Wednesday, February 25, 2009

Mother's Love

Today I officially have learned what "mother's love" feels like.

But first, I'd like to write that AK has been absolutely angelic the last two days. It is as if a large part of my stress has finally melted away. She has not screamed that "un-nerving scream" in the last 48 hours. She is due for her 4-month birthday tomorrow; hopefully this "new silence" is a sign of some peace to come in the future.

Today was also a first. Well, two for her and one for me.

She laughed! Yes, she actually laughed. I'd recently read that sometimes if a mother comes out with a towel on her head, the baby can be instantly amused and crack up. Well, I'm afraid a towel on my head is much too boring (or run-of-the-mill) for her. I had to change clothes for the Ash Wednesday evening service and somewhere in between outfits I may have danced around a bit and next thing I know I've got my sweater halfway over my head and I say, "Now, AK purple is for Lent, not lint" and she utters this loud chuckle. I said, "What? Did you just laugh?" and she did it again. The kid has a sense of humor! It is hilarious!

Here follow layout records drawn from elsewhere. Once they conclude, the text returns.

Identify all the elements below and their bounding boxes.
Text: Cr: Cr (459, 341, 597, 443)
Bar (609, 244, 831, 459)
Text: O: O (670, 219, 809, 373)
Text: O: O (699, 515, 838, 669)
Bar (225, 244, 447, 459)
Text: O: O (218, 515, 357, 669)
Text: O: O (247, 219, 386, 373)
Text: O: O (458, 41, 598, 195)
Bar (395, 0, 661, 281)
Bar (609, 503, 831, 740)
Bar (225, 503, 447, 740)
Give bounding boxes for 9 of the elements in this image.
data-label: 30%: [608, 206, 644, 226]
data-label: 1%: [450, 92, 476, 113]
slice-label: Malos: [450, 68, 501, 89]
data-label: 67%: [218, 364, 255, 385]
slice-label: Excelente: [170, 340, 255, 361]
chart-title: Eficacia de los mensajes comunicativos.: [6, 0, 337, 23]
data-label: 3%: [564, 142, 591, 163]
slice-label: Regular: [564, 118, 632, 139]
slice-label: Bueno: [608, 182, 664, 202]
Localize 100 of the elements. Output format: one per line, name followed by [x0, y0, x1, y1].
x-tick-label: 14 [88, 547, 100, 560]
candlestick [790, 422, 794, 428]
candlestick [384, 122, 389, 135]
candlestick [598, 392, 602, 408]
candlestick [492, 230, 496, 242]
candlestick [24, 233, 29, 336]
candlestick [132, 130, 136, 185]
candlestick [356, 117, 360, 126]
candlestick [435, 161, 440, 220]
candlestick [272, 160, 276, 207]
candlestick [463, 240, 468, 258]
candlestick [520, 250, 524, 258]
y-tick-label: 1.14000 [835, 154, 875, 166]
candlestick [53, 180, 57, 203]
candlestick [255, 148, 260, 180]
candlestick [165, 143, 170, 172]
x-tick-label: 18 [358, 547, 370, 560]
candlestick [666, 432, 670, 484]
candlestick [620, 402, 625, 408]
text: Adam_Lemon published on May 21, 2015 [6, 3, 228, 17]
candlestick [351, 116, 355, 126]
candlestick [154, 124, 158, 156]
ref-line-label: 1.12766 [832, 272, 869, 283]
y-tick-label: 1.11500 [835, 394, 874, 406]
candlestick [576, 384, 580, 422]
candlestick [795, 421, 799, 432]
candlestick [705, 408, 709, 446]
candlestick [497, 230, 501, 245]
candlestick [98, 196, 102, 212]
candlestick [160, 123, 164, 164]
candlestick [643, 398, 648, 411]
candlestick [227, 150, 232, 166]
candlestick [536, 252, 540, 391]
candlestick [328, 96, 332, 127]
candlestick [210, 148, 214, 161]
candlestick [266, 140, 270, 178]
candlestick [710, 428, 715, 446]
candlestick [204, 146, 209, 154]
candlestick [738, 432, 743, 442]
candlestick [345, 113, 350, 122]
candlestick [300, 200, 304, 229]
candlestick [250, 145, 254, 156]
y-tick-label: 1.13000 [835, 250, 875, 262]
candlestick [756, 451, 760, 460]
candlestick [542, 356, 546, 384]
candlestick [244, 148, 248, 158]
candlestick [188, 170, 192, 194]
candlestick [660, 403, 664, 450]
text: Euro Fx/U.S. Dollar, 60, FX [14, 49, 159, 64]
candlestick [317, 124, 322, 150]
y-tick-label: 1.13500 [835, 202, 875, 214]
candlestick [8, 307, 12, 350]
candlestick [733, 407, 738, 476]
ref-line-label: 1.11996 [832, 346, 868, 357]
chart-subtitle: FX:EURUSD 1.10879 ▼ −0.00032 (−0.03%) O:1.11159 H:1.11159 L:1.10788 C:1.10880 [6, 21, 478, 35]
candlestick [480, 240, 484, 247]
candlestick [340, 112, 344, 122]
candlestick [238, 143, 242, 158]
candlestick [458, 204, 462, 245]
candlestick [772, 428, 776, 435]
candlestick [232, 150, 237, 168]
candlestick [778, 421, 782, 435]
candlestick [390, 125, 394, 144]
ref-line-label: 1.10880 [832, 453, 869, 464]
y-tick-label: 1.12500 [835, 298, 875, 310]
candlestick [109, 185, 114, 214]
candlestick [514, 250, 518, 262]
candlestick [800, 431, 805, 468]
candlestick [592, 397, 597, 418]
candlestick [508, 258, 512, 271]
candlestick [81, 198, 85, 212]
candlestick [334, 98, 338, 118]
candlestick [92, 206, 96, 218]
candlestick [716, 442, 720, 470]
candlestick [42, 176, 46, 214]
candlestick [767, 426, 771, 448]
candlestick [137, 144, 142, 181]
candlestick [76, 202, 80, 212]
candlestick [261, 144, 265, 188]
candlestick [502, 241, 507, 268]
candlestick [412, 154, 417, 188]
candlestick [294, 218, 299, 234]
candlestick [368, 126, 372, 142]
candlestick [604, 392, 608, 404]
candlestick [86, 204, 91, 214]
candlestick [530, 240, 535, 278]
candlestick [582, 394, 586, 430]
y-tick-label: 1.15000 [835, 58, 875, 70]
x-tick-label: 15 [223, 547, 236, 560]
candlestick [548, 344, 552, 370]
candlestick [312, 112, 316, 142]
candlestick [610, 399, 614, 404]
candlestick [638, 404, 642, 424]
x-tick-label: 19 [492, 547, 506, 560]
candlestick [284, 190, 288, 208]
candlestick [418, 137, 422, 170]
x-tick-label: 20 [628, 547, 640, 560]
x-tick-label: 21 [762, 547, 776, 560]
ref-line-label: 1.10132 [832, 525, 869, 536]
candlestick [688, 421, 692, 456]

Her other first was an hour in the church nursery. Yes, I know I swore up and down she would not go into anyone else's hands until she was 6 months old (technically, she didn't; she stayed in her carseat the whole time), but tonight is one of those nights where J teaches late and since an extra soprano was not needed, she went in the nursery. This is where the mother's love thing comes in. Oh my gosh, I was nervous the entire day....like sick to my stomach nervous....if ever I was a mental case before that angel, I *really* am now. ha ha. I had tears in my eyes when I left her and it was the longest one hour service of my career. I could hardly concentrate. When it was over, I RAN down the hallway to get her. She was asleep and had been so for about 45 minutes of that time. The noise of the other kids probably lulled her into her zone, plus it was her bedtime.

Now, I know what it feels like when a kid drives, when a kid goes to college, when a kid goes off on their own, when a kid gets married. I get it now, Mom, and you know what? It's ok because you raised me to be ME and we will raise her to be AK and she will be OK!

Fortunately, though, I have several years to get used to the idea of her "spreading her wings," or following in her father's footsteps: "flying her own plane!"